## Normal: Example #1

Objective: Compute probabilities and quantiles for a normal random variable representing LDL cholesterol levels and visualize these levels using the Normal Applet.

Problem Description: High blood cholesterol increases the risk of atheroscleros, the thickening of the arteries that can reduce blood flow to the heart, brain, kidneys, etc. This increases the risk of heart attack, stroke, kidney failure, etc. The cholesterol level for adult males of a specific racial group is approximately normally distributed with a mean of 4.8 mmol/L and a standard deviation of 0.6 mmol/L.

The LDL cholesterol level is normally distributed with parameters µ = 4.8 and sigma = 0.6. The Normal Applet below displays the normal curve for these parameters.

A person has moderate risk if his cholesterol level is more than 1 but less than 2 standard deviations above the mean, i.e., between 5.4 (= 4.8 + 1*0.6) and 6.0 (= 4.8 + 2*0.6) mmol/L. What proportion of the population has moderate risk according to this criterion? To compute this probability: 1) select a<=x<=b from the Prob menu; 2) and type 5.4 in the Lower Limit and 6.0 in the Upper Limit field; and 3) click OK. The resulting probability is: P( 5.4 <= X <= 6.0) = 0.136 as shown in the bottom panel of the applet. Thus, 13.6% of the population have moderate risk.

A person has high risk if his cholesterol level is more than 2 standard deviations above the mean, i.e., greater than 6.0 mmol/L. What proportion of the population has high risk? Select x>=a from the Prob menu and type 6.0 in the resulting Dialog and click OK. The probability is: P(X >= 6.0) = 0.0228 as shown in the display.

A person within 1 standard deviation of the mean has normal cholesterol risk. Select a<=x<=b from the Prob menu and enter 4.2 ( = 4.8 -1*0.6) and 5.4 as limits. Then P(4.2 <:= X <= 5.4) = 0.6826 as shown in the botton panel. Thus, more than two-thirds of the population have normal risk.

Finally, a person has low risk if his cholesterol level is 1 standard deviation or more below the mean. Select x<=a from the Prob menu and type 4.2 in the resulting Dialog. Then P(X <= 4.2) = 0.1587, i.e., about 16% of the population have low risk.

Suppose we want to compute the quartiles of the LDL cholesterol distribution. Click on F(x) to display the cumulative distribution function (CDF). The upper quartile can be found by clicking on the right arrow button of the q control until q = 0.75. The upper quartile is seen to be 5.2047. Likewise, by clicking on the left arrow button, the lower quartile is seen to be 4.3952. Therefore, the interquartile range (IQR) is 0.9095.
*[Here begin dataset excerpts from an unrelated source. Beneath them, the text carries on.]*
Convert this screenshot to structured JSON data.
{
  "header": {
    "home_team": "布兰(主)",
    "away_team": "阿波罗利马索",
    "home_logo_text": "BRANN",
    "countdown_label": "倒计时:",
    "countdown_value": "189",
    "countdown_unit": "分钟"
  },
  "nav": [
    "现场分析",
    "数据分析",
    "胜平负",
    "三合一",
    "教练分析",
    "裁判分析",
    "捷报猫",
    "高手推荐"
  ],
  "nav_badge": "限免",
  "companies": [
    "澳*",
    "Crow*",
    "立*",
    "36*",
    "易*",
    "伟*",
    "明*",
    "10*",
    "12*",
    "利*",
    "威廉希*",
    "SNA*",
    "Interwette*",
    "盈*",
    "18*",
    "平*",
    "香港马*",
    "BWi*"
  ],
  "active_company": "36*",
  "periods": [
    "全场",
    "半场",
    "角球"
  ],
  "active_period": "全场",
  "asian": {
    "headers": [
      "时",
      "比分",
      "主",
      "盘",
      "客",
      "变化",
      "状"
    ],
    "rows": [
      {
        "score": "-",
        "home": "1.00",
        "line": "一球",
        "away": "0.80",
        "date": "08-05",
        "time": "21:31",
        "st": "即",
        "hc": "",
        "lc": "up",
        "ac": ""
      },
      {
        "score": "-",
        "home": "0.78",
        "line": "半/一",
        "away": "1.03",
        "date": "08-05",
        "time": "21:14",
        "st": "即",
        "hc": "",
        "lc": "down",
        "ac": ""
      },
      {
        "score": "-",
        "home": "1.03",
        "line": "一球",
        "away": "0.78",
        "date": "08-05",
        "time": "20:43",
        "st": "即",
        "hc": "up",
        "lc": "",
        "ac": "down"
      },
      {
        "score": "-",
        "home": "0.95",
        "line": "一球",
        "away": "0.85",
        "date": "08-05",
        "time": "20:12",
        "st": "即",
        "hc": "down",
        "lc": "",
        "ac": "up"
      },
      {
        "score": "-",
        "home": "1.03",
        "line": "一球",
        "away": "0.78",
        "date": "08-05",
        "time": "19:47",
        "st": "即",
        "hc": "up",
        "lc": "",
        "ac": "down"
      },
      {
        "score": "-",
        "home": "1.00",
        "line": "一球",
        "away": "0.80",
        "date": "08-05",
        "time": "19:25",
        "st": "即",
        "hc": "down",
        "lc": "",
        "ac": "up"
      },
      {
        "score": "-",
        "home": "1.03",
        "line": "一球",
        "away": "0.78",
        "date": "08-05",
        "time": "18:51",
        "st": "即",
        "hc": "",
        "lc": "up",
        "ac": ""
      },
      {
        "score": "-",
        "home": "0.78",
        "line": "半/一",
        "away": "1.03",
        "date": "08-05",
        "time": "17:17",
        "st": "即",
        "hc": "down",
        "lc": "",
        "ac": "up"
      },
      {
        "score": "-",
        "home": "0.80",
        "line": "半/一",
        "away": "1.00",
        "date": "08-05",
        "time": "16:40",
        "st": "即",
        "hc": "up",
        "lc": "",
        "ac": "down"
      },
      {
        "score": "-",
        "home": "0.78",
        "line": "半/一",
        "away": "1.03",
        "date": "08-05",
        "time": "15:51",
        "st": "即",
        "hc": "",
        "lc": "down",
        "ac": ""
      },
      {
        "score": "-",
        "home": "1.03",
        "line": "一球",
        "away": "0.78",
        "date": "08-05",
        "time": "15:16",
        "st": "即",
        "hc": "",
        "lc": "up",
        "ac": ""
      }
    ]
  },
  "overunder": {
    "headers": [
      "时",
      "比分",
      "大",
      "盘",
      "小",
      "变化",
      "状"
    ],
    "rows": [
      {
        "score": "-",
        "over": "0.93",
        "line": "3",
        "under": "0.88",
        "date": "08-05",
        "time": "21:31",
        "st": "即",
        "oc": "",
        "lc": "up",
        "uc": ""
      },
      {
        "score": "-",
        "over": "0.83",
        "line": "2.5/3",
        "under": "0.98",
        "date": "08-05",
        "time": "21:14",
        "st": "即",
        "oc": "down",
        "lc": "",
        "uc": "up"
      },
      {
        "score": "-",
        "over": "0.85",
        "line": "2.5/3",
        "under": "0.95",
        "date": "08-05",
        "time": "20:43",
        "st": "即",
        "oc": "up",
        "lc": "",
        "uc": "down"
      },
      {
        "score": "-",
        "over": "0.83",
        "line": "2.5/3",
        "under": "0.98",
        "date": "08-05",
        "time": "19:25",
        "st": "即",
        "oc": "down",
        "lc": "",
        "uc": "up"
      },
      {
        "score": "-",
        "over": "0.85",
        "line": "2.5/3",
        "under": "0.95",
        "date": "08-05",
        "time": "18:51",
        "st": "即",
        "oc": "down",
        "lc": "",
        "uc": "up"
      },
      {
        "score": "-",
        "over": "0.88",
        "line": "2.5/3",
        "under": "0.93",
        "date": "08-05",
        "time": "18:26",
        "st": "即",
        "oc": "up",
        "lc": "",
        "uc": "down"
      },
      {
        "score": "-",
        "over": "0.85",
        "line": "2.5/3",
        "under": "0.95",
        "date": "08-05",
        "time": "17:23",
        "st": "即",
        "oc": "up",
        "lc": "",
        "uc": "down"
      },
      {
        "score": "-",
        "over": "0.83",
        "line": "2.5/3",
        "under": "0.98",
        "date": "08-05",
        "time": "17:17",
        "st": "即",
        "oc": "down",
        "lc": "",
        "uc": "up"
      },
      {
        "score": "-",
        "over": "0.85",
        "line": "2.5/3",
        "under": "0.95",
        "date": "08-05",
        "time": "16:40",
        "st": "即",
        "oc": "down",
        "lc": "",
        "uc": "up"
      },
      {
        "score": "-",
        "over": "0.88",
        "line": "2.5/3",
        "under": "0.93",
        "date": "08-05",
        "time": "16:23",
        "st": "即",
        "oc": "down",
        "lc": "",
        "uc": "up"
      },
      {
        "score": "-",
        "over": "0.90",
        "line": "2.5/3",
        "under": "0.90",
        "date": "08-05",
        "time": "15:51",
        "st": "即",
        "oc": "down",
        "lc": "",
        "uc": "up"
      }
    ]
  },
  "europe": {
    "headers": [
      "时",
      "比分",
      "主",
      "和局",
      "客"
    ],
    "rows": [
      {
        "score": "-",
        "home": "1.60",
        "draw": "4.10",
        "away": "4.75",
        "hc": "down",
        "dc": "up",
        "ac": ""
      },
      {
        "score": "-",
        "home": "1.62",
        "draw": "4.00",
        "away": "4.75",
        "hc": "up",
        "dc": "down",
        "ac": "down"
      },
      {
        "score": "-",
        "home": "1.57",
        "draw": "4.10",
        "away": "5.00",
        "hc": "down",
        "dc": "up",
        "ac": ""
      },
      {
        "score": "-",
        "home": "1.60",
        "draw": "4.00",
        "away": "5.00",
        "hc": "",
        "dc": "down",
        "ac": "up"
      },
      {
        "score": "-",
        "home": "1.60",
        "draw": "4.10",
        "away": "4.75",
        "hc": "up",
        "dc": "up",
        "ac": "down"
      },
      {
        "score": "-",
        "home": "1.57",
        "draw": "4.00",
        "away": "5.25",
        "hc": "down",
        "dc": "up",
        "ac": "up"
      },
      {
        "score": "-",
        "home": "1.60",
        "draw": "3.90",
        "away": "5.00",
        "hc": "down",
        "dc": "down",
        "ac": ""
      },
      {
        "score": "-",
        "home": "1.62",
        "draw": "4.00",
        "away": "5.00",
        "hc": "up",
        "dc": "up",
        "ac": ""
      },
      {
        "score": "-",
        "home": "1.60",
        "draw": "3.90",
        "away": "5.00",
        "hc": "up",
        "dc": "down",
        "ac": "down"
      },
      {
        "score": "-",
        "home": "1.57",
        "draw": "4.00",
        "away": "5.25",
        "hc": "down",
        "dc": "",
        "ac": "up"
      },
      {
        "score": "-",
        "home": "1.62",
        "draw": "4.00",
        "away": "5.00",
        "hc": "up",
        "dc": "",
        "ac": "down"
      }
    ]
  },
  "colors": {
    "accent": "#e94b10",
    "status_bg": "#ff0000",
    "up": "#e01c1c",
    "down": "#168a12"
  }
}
What is the 90th percentile of the distribution, i.e., the cholesterol level that exceeds 90% of the population? This is the value of x such that P(X<=x) = 0.9, i.e., x0.9. Change q to 0.9 and observe that x0.9 = 5.569 mmol/L. For the standard normal distribution, z0.9 = 1.282. (This can be easily checked in the introductory section.) Verify that x0.9 = 4.8 + 1.282*0.6 = 5.569. Put another way, the 90th percentile is 1.282 standard deviation above the mean and this is true for any normal distribution. More generally, xq = µ + zq*sd. Why?